In Hawai'i, the Health Department estimates up to 102,000 adults have diabetes, including 26,000 who don't even know they have the disease. An untold number have pre-diabetes, with higher than normal blood glucose levels verging on type 2 diabetes.

As more studies are conducted, the societal, medical and economic impacts of diabetes are becoming more apparent, said Jane Kadohiro, a diabetes consultant and assistant professor at the University of Hawai'i's School of Nursing and Dental Hygiene.

"Ten or 20 years ago, there was nothing 'sexy' about diabetes. No one was worried about it," she said. "We didn't have the startling data that we now have nationally as well as in Hawai'i. We knew that it caused complications but we didn't know how badly if affected people.

"With adults it certainly was a ho-hum disease that people didn't want to give much attention to. We've started to recognize that more and more people are getting type 2 and that the cost to our country in terms of dialysis, hospitalizations for diabetes and complications is really bad," Kadohiro said.

OUNCE OF PREVENTION

As type 2 diabetes extends its grip on the nation, the American Diabetes Association has seen its traditional focus shift from educating people on how to manage the disease to prevention.

Mechling said the volume of calls to the local association from people seeking information on the disease has jumped 60 percent in the past four years. Despite the increasing awareness, many still consider type 2 diabetes an older person's disease, she said.

"People think you turn 50 and you get diabetes. In fact, people are getting diagnosed in their early teens, which was unheard of 20 years ago. We are seeing more and more children with type 2 diabetes than I've seen in a very, very long time," she said.

Diabetes still disproportionately affects the elderly. Almost 18 percent of Hawai'i residents age 65 and older have diabetes, according to Health Department estimates.

Because there may be no symptoms, people often suffer unknowingly from type 2 diabetes for years before they are diagnosed, according to retired endocrinologist and diabetes expert Dr. Wilfred Fujimoto.

"It sort of creeps up on you, then your doctor says your sugar levels are high and puts you on a diet and tells you to exercise," Fujimoto said.

"There's nothing dramatic about that type of treatment. It's not like cancer where you get surgery or chemotherapy. The disease doesn't seem to be as dramatic at onset, but in the long run, diabetes exacts a tremendous toll."

MISPERCEPTIONS

Social attitudes about people who are overweight are another reason diabetes is only now being recognized as a public health disaster-in-waiting, according to Kadohiro.

"We still tend to blame the person with diabetes: 'It's their fault so why should we care?' " she said.

Others discount the disease because diabetes is treatable, and new medications and monitoring tools have made it easier for patients to manage the condition.
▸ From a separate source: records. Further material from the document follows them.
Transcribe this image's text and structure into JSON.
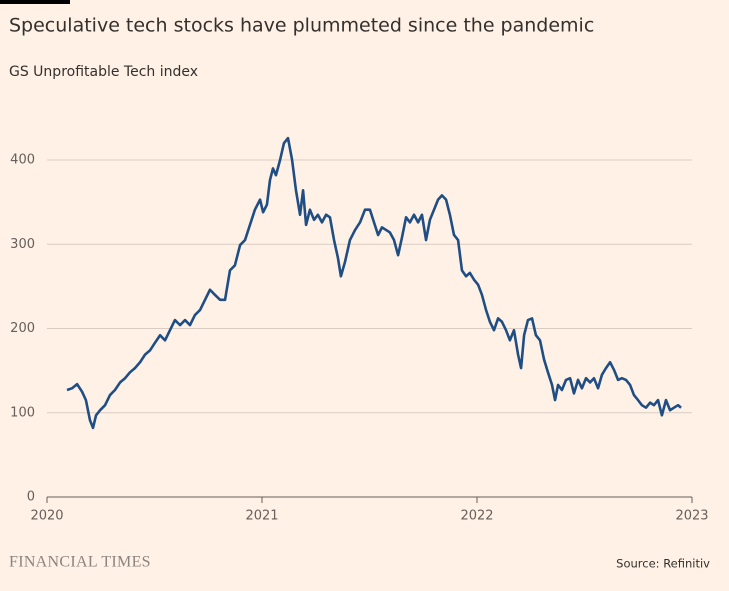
{
  "chart_data": {
    "type": "line",
    "title": "Speculative tech stocks have plummeted since the pandemic",
    "subtitle": "GS Unprofitable Tech index",
    "brand": "FINANCIAL TIMES",
    "source": "Source: Refinitiv",
    "color": "#1f4e85",
    "grid": true,
    "xlim": [
      2020,
      2023
    ],
    "xticks": [
      2020,
      2021,
      2022,
      2023
    ],
    "ylim": [
      0,
      450
    ],
    "yticks": [
      0,
      100,
      200,
      300,
      400
    ],
    "x": [
      2020.093,
      2020.116,
      2020.14,
      2020.163,
      2020.181,
      2020.2,
      2020.214,
      2020.228,
      2020.247,
      2020.27,
      2020.293,
      2020.316,
      2020.34,
      2020.363,
      2020.386,
      2020.409,
      2020.433,
      2020.456,
      2020.479,
      2020.502,
      2020.526,
      2020.549,
      2020.572,
      2020.595,
      2020.619,
      2020.642,
      2020.665,
      2020.688,
      2020.712,
      2020.735,
      2020.758,
      2020.781,
      2020.805,
      2020.828,
      2020.851,
      2020.874,
      2020.898,
      2020.921,
      2020.944,
      2020.967,
      2020.991,
      2021.005,
      2021.023,
      2021.037,
      2021.051,
      2021.065,
      2021.084,
      2021.102,
      2021.121,
      2021.14,
      2021.158,
      2021.177,
      2021.191,
      2021.205,
      2021.223,
      2021.242,
      2021.26,
      2021.279,
      2021.298,
      2021.316,
      2021.335,
      2021.353,
      2021.367,
      2021.386,
      2021.409,
      2021.433,
      2021.456,
      2021.479,
      2021.502,
      2021.521,
      2021.54,
      2021.558,
      2021.577,
      2021.595,
      2021.614,
      2021.633,
      2021.651,
      2021.67,
      2021.688,
      2021.707,
      2021.726,
      2021.744,
      2021.763,
      2021.781,
      2021.8,
      2021.819,
      2021.837,
      2021.856,
      2021.874,
      2021.893,
      2021.912,
      2021.93,
      2021.949,
      2021.967,
      2021.986,
      2022.005,
      2022.023,
      2022.042,
      2022.06,
      2022.079,
      2022.098,
      2022.116,
      2022.135,
      2022.153,
      2022.172,
      2022.191,
      2022.205,
      2022.219,
      2022.237,
      2022.256,
      2022.274,
      2022.293,
      2022.312,
      2022.33,
      2022.349,
      2022.363,
      2022.377,
      2022.395,
      2022.414,
      2022.433,
      2022.451,
      2022.47,
      2022.488,
      2022.507,
      2022.526,
      2022.544,
      2022.563,
      2022.581,
      2022.6,
      2022.619,
      2022.637,
      2022.656,
      2022.674,
      2022.693,
      2022.712,
      2022.73,
      2022.749,
      2022.767,
      2022.786,
      2022.805,
      2022.823,
      2022.842,
      2022.86,
      2022.879,
      2022.898,
      2022.916,
      2022.935,
      2022.949
    ],
    "values": [
      127,
      129,
      134,
      125,
      115,
      91,
      82,
      97,
      103,
      109,
      121,
      127,
      136,
      141,
      148,
      153,
      160,
      169,
      174,
      183,
      192,
      186,
      198,
      210,
      204,
      210,
      204,
      216,
      222,
      234,
      246,
      240,
      234,
      234,
      269,
      275,
      299,
      305,
      323,
      341,
      353,
      338,
      347,
      376,
      390,
      382,
      400,
      420,
      426,
      400,
      364,
      335,
      364,
      323,
      341,
      329,
      335,
      326,
      335,
      332,
      305,
      284,
      262,
      279,
      305,
      317,
      326,
      341,
      341,
      326,
      311,
      320,
      317,
      314,
      305,
      287,
      308,
      332,
      326,
      335,
      326,
      335,
      305,
      329,
      341,
      353,
      358,
      353,
      335,
      311,
      305,
      269,
      262,
      266,
      258,
      252,
      240,
      222,
      208,
      198,
      212,
      208,
      198,
      186,
      198,
      169,
      153,
      192,
      210,
      212,
      192,
      186,
      163,
      148,
      133,
      115,
      133,
      127,
      139,
      141,
      123,
      139,
      129,
      141,
      136,
      141,
      129,
      145,
      153,
      160,
      151,
      139,
      141,
      139,
      133,
      121,
      115,
      109,
      106,
      112,
      109,
      115,
      97,
      115,
      103,
      106,
      109,
      106
    ]
  }
}
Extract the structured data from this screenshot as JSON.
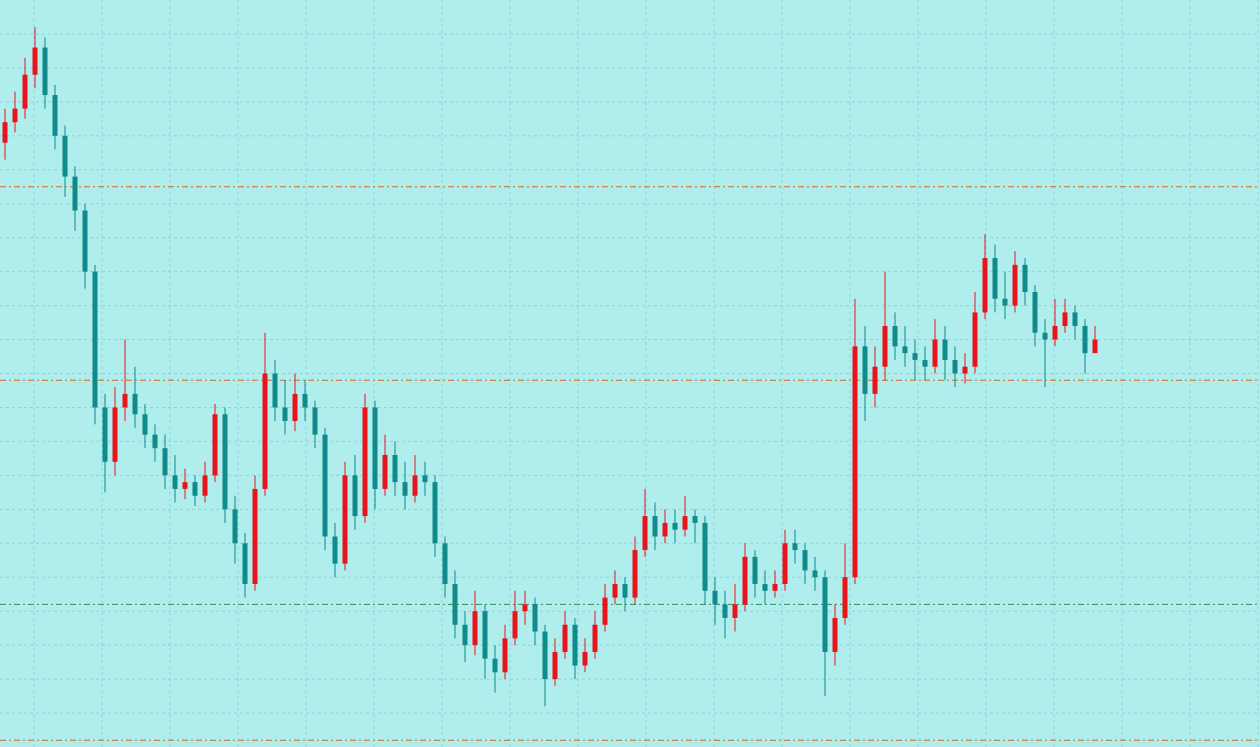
{
  "chart_data": {
    "type": "candlestick",
    "background": "#b0eeee",
    "up_color": "#e8141c",
    "down_color": "#108a8a",
    "grid": true,
    "grid_color": "#8fd4d4",
    "xlim": [
      0,
      126
    ],
    "ylim": [
      0,
      220
    ],
    "xticks": [
      3.4,
      10.2,
      17,
      23.8,
      30.6,
      37.4,
      44.2,
      51,
      57.8,
      64.6,
      71.4,
      78.2,
      85,
      91.8,
      98.6,
      105.4,
      112.2,
      119,
      125.8
    ],
    "yticks": [
      10,
      20,
      30,
      40,
      50,
      60,
      70,
      80,
      90,
      100,
      110,
      120,
      130,
      140,
      150,
      160,
      170,
      180,
      190,
      200,
      210
    ],
    "levels": [
      {
        "value": 165,
        "color": "#d2691e"
      },
      {
        "value": 108,
        "color": "#d2691e"
      },
      {
        "value": 42,
        "color": "#2e8b57"
      },
      {
        "value": 2,
        "color": "#d2691e"
      }
    ],
    "candles": [
      [
        178,
        188,
        173,
        184
      ],
      [
        184,
        193,
        181,
        188
      ],
      [
        188,
        203,
        185,
        198
      ],
      [
        198,
        212,
        194,
        206
      ],
      [
        206,
        209,
        188,
        192
      ],
      [
        192,
        195,
        176,
        180
      ],
      [
        180,
        183,
        162,
        168
      ],
      [
        168,
        171,
        152,
        158
      ],
      [
        158,
        160,
        135,
        140
      ],
      [
        140,
        142,
        95,
        100
      ],
      [
        100,
        104,
        75,
        84
      ],
      [
        84,
        106,
        80,
        100
      ],
      [
        100,
        120,
        96,
        104
      ],
      [
        104,
        112,
        94,
        98
      ],
      [
        98,
        101,
        88,
        92
      ],
      [
        92,
        95,
        84,
        88
      ],
      [
        88,
        92,
        76,
        80
      ],
      [
        80,
        86,
        72,
        76
      ],
      [
        76,
        82,
        73,
        78
      ],
      [
        78,
        80,
        71,
        74
      ],
      [
        74,
        84,
        72,
        80
      ],
      [
        80,
        101,
        78,
        98
      ],
      [
        98,
        100,
        66,
        70
      ],
      [
        70,
        74,
        54,
        60
      ],
      [
        60,
        63,
        44,
        48
      ],
      [
        48,
        80,
        46,
        76
      ],
      [
        76,
        122,
        74,
        110
      ],
      [
        110,
        114,
        96,
        100
      ],
      [
        100,
        108,
        92,
        96
      ],
      [
        96,
        110,
        93,
        104
      ],
      [
        104,
        108,
        96,
        100
      ],
      [
        100,
        102,
        88,
        92
      ],
      [
        92,
        94,
        58,
        62
      ],
      [
        62,
        66,
        50,
        54
      ],
      [
        54,
        84,
        52,
        80
      ],
      [
        80,
        86,
        64,
        68
      ],
      [
        68,
        104,
        66,
        100
      ],
      [
        100,
        102,
        70,
        76
      ],
      [
        76,
        92,
        74,
        86
      ],
      [
        86,
        90,
        74,
        78
      ],
      [
        78,
        84,
        70,
        74
      ],
      [
        74,
        86,
        72,
        80
      ],
      [
        80,
        84,
        74,
        78
      ],
      [
        78,
        80,
        56,
        60
      ],
      [
        60,
        62,
        44,
        48
      ],
      [
        48,
        52,
        32,
        36
      ],
      [
        36,
        40,
        25,
        30
      ],
      [
        30,
        46,
        27,
        40
      ],
      [
        40,
        42,
        20,
        26
      ],
      [
        26,
        30,
        16,
        22
      ],
      [
        22,
        36,
        20,
        32
      ],
      [
        32,
        46,
        30,
        40
      ],
      [
        40,
        46,
        36,
        42
      ],
      [
        42,
        44,
        30,
        34
      ],
      [
        34,
        36,
        12,
        20
      ],
      [
        20,
        32,
        18,
        28
      ],
      [
        28,
        40,
        26,
        36
      ],
      [
        36,
        38,
        20,
        24
      ],
      [
        24,
        32,
        22,
        28
      ],
      [
        28,
        40,
        26,
        36
      ],
      [
        36,
        48,
        34,
        44
      ],
      [
        44,
        52,
        42,
        48
      ],
      [
        48,
        50,
        40,
        44
      ],
      [
        44,
        62,
        42,
        58
      ],
      [
        58,
        76,
        56,
        68
      ],
      [
        68,
        72,
        58,
        62
      ],
      [
        62,
        70,
        60,
        66
      ],
      [
        66,
        70,
        60,
        64
      ],
      [
        64,
        74,
        62,
        68
      ],
      [
        68,
        70,
        60,
        66
      ],
      [
        66,
        68,
        42,
        46
      ],
      [
        46,
        50,
        36,
        42
      ],
      [
        42,
        46,
        32,
        38
      ],
      [
        38,
        48,
        34,
        42
      ],
      [
        42,
        60,
        40,
        56
      ],
      [
        56,
        58,
        44,
        48
      ],
      [
        48,
        52,
        42,
        46
      ],
      [
        46,
        52,
        44,
        48
      ],
      [
        48,
        64,
        46,
        60
      ],
      [
        60,
        64,
        54,
        58
      ],
      [
        58,
        60,
        48,
        52
      ],
      [
        52,
        56,
        46,
        50
      ],
      [
        50,
        52,
        15,
        28
      ],
      [
        28,
        42,
        24,
        38
      ],
      [
        38,
        60,
        36,
        50
      ],
      [
        50,
        132,
        48,
        118
      ],
      [
        118,
        124,
        96,
        104
      ],
      [
        104,
        118,
        100,
        112
      ],
      [
        112,
        140,
        108,
        124
      ],
      [
        124,
        128,
        114,
        118
      ],
      [
        118,
        124,
        112,
        116
      ],
      [
        116,
        120,
        108,
        114
      ],
      [
        114,
        118,
        108,
        112
      ],
      [
        112,
        126,
        110,
        120
      ],
      [
        120,
        124,
        108,
        114
      ],
      [
        114,
        118,
        106,
        110
      ],
      [
        110,
        116,
        107,
        112
      ],
      [
        112,
        134,
        110,
        128
      ],
      [
        128,
        151,
        126,
        144
      ],
      [
        144,
        148,
        128,
        132
      ],
      [
        132,
        140,
        126,
        130
      ],
      [
        130,
        146,
        128,
        142
      ],
      [
        142,
        144,
        130,
        134
      ],
      [
        134,
        136,
        118,
        122
      ],
      [
        122,
        126,
        106,
        120
      ],
      [
        120,
        132,
        118,
        124
      ],
      [
        124,
        132,
        122,
        128
      ],
      [
        128,
        130,
        120,
        124
      ],
      [
        124,
        126,
        110,
        116
      ],
      [
        116,
        124,
        116,
        120
      ]
    ]
  }
}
"A lot of people think it is a controllable disease. But for people with type 2 diabetes it's not a matter of simple control. You're talking about major lifestyle changes," Kadohiro said.
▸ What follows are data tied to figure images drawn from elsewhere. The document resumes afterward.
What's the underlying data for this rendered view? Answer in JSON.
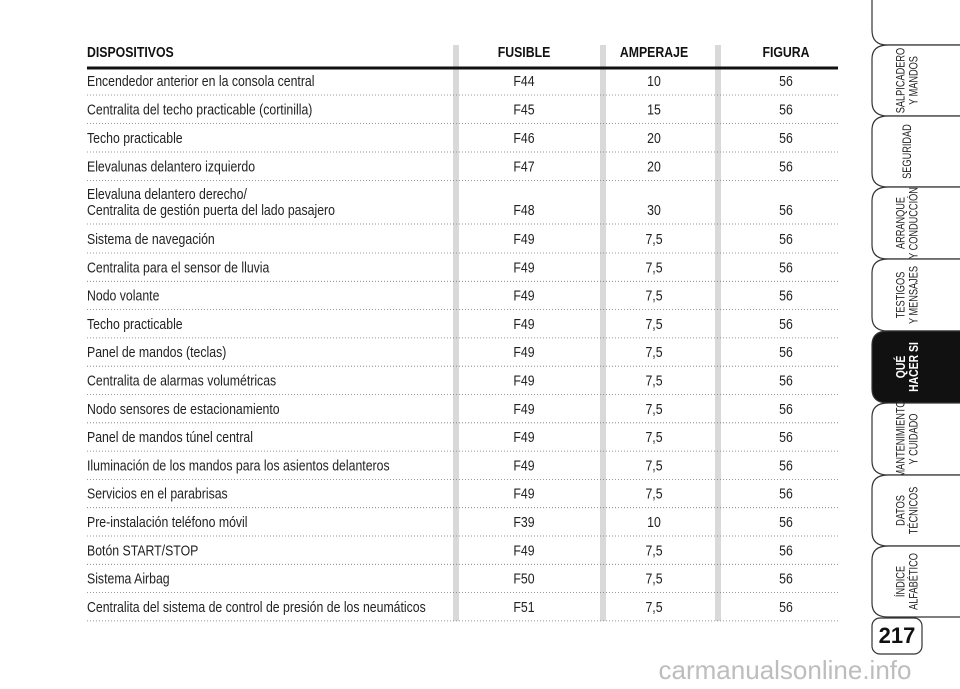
{
  "table": {
    "headers": [
      "DISPOSITIVOS",
      "FUSIBLE",
      "AMPERAJE",
      "FIGURA"
    ],
    "rows": [
      [
        "Encendedor anterior en la consola central",
        "F44",
        "10",
        "56"
      ],
      [
        "Centralita del techo practicable (cortinilla)",
        "F45",
        "15",
        "56"
      ],
      [
        "Techo practicable",
        "F46",
        "20",
        "56"
      ],
      [
        "Elevalunas delantero izquierdo",
        "F47",
        "20",
        "56"
      ],
      [
        [
          "Elevaluna delantero derecho/",
          "Centralita de gestión puerta del lado pasajero"
        ],
        "F48",
        "30",
        "56"
      ],
      [
        "Sistema de navegación",
        "F49",
        "7,5",
        "56"
      ],
      [
        "Centralita para el sensor de lluvia",
        "F49",
        "7,5",
        "56"
      ],
      [
        "Nodo volante",
        "F49",
        "7,5",
        "56"
      ],
      [
        "Techo practicable",
        "F49",
        "7,5",
        "56"
      ],
      [
        "Panel de mandos (teclas)",
        "F49",
        "7,5",
        "56"
      ],
      [
        "Centralita de alarmas volumétricas",
        "F49",
        "7,5",
        "56"
      ],
      [
        "Nodo sensores de estacionamiento",
        "F49",
        "7,5",
        "56"
      ],
      [
        "Panel de mandos túnel central",
        "F49",
        "7,5",
        "56"
      ],
      [
        "Iluminación de los mandos para los asientos delanteros",
        "F49",
        "7,5",
        "56"
      ],
      [
        "Servicios en el parabrisas",
        "F49",
        "7,5",
        "56"
      ],
      [
        "Pre-instalación teléfono móvil",
        "F39",
        "10",
        "56"
      ],
      [
        "Botón START/STOP",
        "F49",
        "7,5",
        "56"
      ],
      [
        "Sistema Airbag",
        "F50",
        "7,5",
        "56"
      ],
      [
        "Centralita del sistema de control de presión de los neumáticos",
        "F51",
        "7,5",
        "56"
      ]
    ]
  },
  "tabs": [
    [
      "SALPICADERO",
      "Y MANDOS"
    ],
    [
      "SEGURIDAD"
    ],
    [
      "ARRANQUE",
      "Y CONDUCCIÓN"
    ],
    [
      "TESTIGOS",
      "Y MENSAJES"
    ],
    [
      "QUÉ",
      "HACER SI"
    ],
    [
      "MANTENIMIENTO",
      "Y CUIDADO"
    ],
    [
      "DATOS",
      "TÉCNICOS"
    ],
    [
      "ÍNDICE",
      "ALFABÉTICO"
    ]
  ],
  "active_tab": 4,
  "page_number": "217",
  "watermark": "carmanualsonline.info"
}
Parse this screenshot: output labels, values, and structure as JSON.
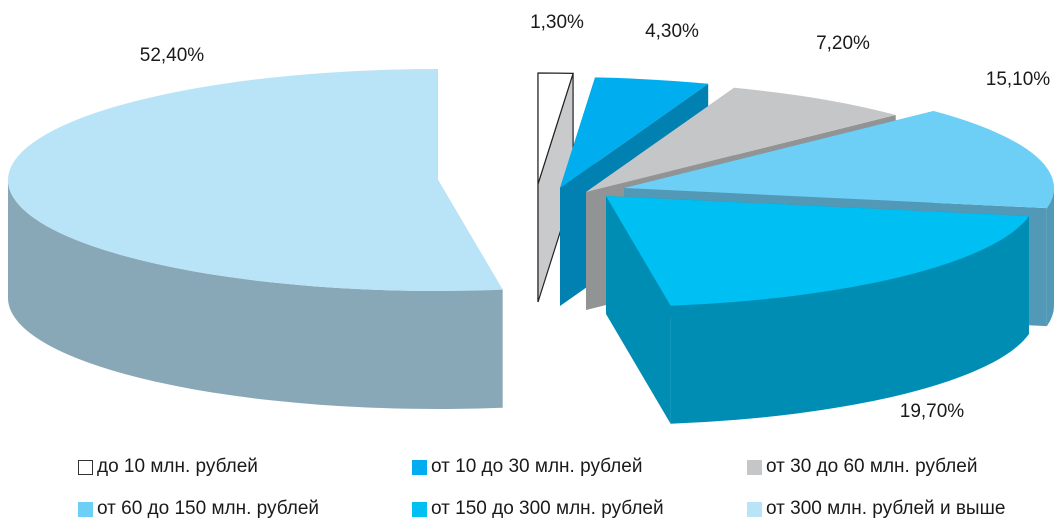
{
  "chart_data": {
    "type": "pie",
    "style": "3d-exploded",
    "title": "",
    "unit": "%",
    "categories": [
      "до 10 млн. рублей",
      "от 10 до 30 млн. рублей",
      "от 30 до 60 млн. рублей",
      "от 60 до 150 млн. рублей",
      "от 150 до 300 млн. рублей",
      "от 300 млн. рублей и выше"
    ],
    "values": [
      1.3,
      4.3,
      7.2,
      15.1,
      19.7,
      52.4
    ],
    "data_labels": [
      "1,30%",
      "4,30%",
      "7,20%",
      "15,10%",
      "19,70%",
      "52,40%"
    ],
    "colors": [
      "#ffffff",
      "#00aeef",
      "#c4c6c8",
      "#6dcff6",
      "#00bff3",
      "#b9e3f7"
    ],
    "legend_position": "bottom",
    "legend_columns": 3
  }
}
Making those changes is a challenge for construction company estimator Otulau, who faces a triple diabetes whammy: He's a Pacific Islander, he's lax about diet and exercise, and type 2 diabetes runs in his family. His mother and two aunts died from complications of the disease and his sisters have it, too.

So Otulau has to remind himself to eat better and to stop eating late at night.
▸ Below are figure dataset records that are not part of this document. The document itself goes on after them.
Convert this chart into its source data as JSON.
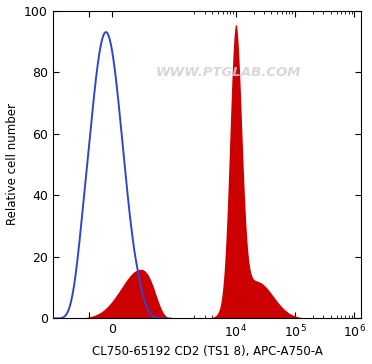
{
  "xlabel": "CL750-65192 CD2 (TS1 8), APC-A750-A",
  "ylabel": "Relative cell number",
  "ylim": [
    0,
    100
  ],
  "background_color": "#ffffff",
  "blue_color": "#3344cc",
  "red_color": "#cc0000",
  "red_fill_color": "#cc0000",
  "watermark": "WWW.PTGLAB.COM",
  "watermark_color": "#d0d0d0",
  "tick_label_fontsize": 9,
  "axis_label_fontsize": 8.5
}
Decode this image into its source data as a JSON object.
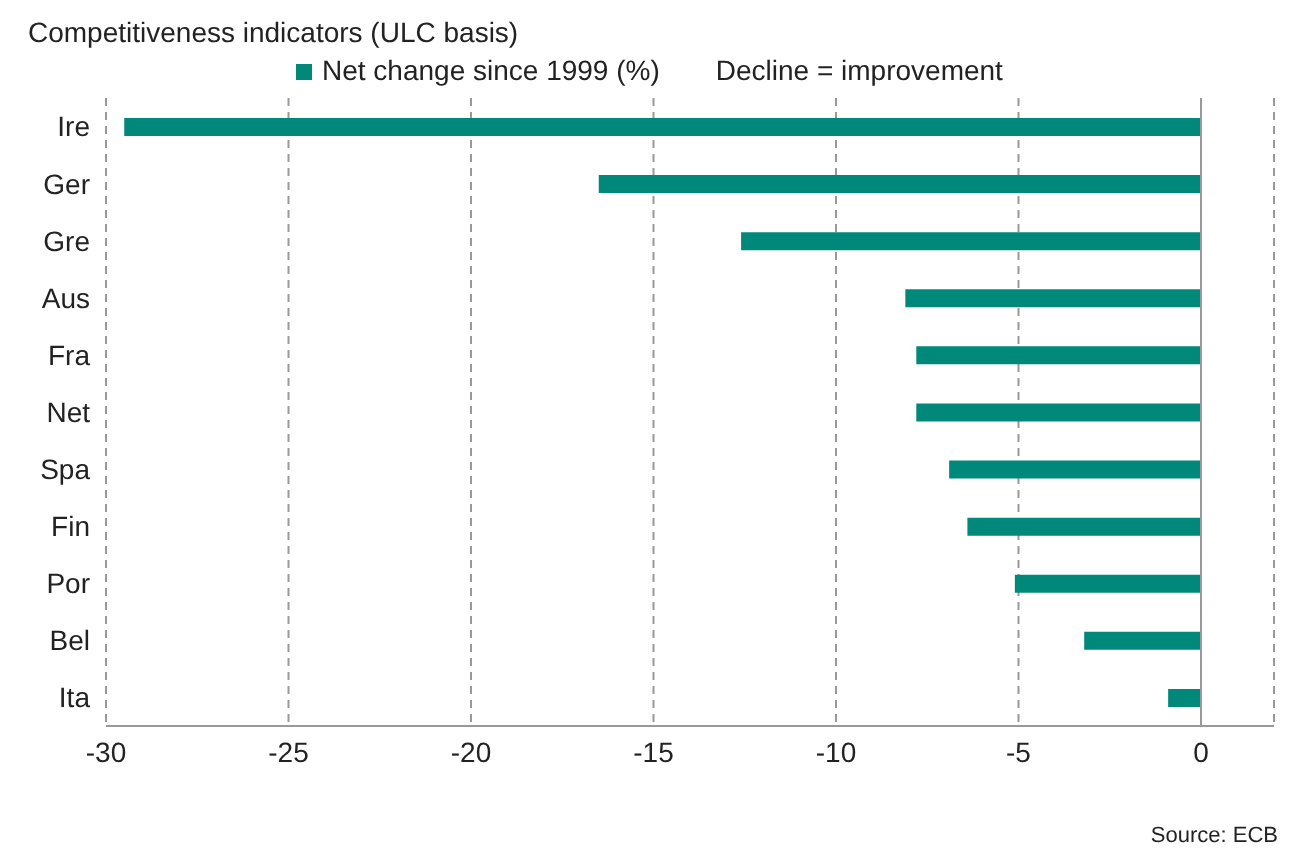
{
  "chart_data": {
    "type": "bar",
    "orientation": "horizontal",
    "title": "Competitiveness  indicators (ULC basis)",
    "categories": [
      "Ire",
      "Ger",
      "Gre",
      "Aus",
      "Fra",
      "Net",
      "Spa",
      "Fin",
      "Por",
      "Bel",
      "Ita"
    ],
    "series": [
      {
        "name": "Net change since 1999 (%)",
        "color": "#00897b",
        "values": [
          -29.5,
          -16.5,
          -12.6,
          -8.1,
          -7.8,
          -7.8,
          -6.9,
          -6.4,
          -5.1,
          -3.2,
          -0.9
        ]
      }
    ],
    "xlim": [
      -30,
      2
    ],
    "xticks": [
      -30,
      -25,
      -20,
      -15,
      -10,
      -5,
      0
    ],
    "grid": "x",
    "legend": "top",
    "annotations": [
      "Decline = improvement",
      "Source: ECB"
    ]
  }
}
"The diet is my main problem but the other thing is exercise," he said. "I'm not doing too good with it."

Not everyone who is overweight and inactive will develop diabetes, and Fujimoto said many people are willing to gamble they won't get the disease.

"Although people know that a healthy lifestyle can help prevent diabetes, it's human nature to think, 'I still have a pretty good chance of not developing diabetes.' It's human nature to look at the flip side of the coin," Fujimoto said.

Anyone willing to take that gamble might want to first consider the worsening odds and potential losses for themselves and family members.

Staff writer Dan Nakaso contributed to this report.